Thursday 21 September 2017

Fees of €2m paid to firms bought just before Treasury liquidation

Donal O'Donovan

Donal O'Donovan

TWO companies controversially sold to developer Richard Barrett just ahead of the liquidation of Treasury Holdings have been paid €2m in fees for managing properties in China.

The sale of the two companies last August was controversial because they were bought by Mr Barrett from Treasury Holdings, a company he part-owned, at the same time as KBC Bank was trying to have the business shut down for failing to repay property loans.

The companies, Treasury Holdings Real Estate Pte and Treasury Holdings (Shanghai) Property Management Co Ltd, were bought by Mr Barrett's Jersey-based company, Oriental Management Services Ltd.

Mr Barrett has always insisted the deal was done so that the liquidation of Treasury Holdings here would not affect the separate but connected Treasury China Trust (TCT) property business in Asia, which has now changed its name to Forterra Trust.
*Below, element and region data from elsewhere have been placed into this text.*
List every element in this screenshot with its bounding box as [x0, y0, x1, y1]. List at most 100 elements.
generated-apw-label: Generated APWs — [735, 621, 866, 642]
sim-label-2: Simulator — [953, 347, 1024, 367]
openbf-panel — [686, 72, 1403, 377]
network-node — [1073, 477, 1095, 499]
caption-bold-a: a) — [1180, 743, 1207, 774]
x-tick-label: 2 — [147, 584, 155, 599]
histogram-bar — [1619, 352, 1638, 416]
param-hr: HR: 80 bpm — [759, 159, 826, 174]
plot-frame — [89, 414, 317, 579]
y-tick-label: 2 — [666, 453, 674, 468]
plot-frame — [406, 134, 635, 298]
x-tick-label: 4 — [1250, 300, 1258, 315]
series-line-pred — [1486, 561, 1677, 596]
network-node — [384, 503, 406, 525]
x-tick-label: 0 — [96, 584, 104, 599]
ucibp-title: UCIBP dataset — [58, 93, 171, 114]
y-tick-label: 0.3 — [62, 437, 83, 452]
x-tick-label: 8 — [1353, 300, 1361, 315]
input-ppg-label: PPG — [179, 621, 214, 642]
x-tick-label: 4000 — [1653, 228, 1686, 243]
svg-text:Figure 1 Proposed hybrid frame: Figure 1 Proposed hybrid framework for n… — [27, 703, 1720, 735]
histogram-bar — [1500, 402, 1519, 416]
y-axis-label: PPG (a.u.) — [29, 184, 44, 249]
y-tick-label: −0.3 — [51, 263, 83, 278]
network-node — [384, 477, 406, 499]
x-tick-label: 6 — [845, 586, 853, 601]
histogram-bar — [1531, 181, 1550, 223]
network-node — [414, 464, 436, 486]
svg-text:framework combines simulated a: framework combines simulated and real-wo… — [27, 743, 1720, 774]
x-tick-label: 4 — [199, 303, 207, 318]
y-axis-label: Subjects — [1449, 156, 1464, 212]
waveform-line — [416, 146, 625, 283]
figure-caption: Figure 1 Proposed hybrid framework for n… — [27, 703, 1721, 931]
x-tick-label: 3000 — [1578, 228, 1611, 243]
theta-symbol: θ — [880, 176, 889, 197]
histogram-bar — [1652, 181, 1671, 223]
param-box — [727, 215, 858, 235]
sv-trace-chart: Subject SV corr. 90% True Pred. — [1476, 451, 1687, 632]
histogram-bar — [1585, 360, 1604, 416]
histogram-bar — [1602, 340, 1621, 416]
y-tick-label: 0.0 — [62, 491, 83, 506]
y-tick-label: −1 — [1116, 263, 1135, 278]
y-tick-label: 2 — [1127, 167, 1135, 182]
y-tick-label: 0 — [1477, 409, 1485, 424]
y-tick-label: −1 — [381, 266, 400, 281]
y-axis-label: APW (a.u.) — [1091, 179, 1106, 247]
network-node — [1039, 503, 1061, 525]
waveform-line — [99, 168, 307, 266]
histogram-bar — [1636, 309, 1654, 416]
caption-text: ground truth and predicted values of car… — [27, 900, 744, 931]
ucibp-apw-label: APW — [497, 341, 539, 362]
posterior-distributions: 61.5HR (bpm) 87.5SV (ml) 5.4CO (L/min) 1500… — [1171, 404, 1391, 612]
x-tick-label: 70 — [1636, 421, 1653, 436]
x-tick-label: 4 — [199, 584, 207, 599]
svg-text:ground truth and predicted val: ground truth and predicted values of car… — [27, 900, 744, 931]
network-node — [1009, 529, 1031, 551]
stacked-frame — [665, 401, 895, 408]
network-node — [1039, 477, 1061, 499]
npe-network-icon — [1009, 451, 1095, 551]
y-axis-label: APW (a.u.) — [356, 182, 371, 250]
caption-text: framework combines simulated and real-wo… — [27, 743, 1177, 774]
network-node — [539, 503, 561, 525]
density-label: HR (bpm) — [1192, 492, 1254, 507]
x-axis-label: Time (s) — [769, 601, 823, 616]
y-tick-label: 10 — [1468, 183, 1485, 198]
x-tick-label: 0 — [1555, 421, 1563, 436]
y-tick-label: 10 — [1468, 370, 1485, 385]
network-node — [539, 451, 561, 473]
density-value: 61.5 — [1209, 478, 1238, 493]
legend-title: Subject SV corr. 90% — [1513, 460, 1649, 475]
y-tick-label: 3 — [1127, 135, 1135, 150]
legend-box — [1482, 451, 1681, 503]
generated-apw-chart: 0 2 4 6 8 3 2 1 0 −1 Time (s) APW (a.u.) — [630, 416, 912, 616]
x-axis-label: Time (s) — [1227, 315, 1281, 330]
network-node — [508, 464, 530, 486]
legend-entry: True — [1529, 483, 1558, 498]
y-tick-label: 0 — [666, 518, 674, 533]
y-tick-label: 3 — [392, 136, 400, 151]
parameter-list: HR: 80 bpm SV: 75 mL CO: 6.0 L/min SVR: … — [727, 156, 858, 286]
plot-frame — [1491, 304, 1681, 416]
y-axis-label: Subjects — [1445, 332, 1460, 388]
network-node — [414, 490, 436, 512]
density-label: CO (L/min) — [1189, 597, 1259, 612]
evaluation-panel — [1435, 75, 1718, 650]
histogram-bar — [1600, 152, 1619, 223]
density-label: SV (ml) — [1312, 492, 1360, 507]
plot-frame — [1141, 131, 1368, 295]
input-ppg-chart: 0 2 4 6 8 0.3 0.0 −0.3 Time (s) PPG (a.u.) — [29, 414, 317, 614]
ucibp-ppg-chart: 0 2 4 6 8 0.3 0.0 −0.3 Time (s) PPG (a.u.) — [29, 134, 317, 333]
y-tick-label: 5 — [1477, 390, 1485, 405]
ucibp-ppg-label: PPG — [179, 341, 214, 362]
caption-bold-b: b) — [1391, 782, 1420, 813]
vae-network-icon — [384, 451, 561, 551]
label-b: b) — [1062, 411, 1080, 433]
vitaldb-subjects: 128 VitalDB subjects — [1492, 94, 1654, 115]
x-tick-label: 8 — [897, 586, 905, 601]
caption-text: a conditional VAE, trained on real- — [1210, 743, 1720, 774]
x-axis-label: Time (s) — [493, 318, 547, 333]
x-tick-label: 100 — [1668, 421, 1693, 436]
Mr Barrett is also a substantial shareholder in Forterra.

However, as well as the timing of the deal, questions were also raised by Treasury Holdings creditors about the amount he paid for them.

At the High Court last October, Judge Brian McGovern said there appeared to be "a significant issue" that the sale of the two Treasury-linked Chinese companies to Richard Barrett could have been "at a significant under-value."

That was after lawyers for KBC Bank said that the €2.63m price paid by Mr Barrett was well short of an apparent valuation of €38m calculated only months earlier by Goldman Sachs.

The judge said the liquidators of Treasury Holdings Michael McAteer and Paul McCann were mandated to look at the deal as part of their winding up of Treasury, including examining whether or not it should be reversed.

Financial accounts published by Singapore-listed property TCT show it paid the equivalent of €2.1m to the two companies for managing property developments in China in 2012.

That was up from €1.9m the previous year.

The two profitable companies earn the fees for managing Forterra's multi-billion property empire, including paying staff and other running costs.

Liquidators have the power to reverse the sale of a company's assets completed before the liquidation, if they find that the price paid was too low.

If assets are sold and the price was fair then the sale must be allowed to stand.

In the case of the Treasury Holdings liquidation, the process to assess whether Mr Barrett paid the correct price is still ongoing, according to the liquidators.

In the meantime the sale stands, and the fees are paid to the business as usual.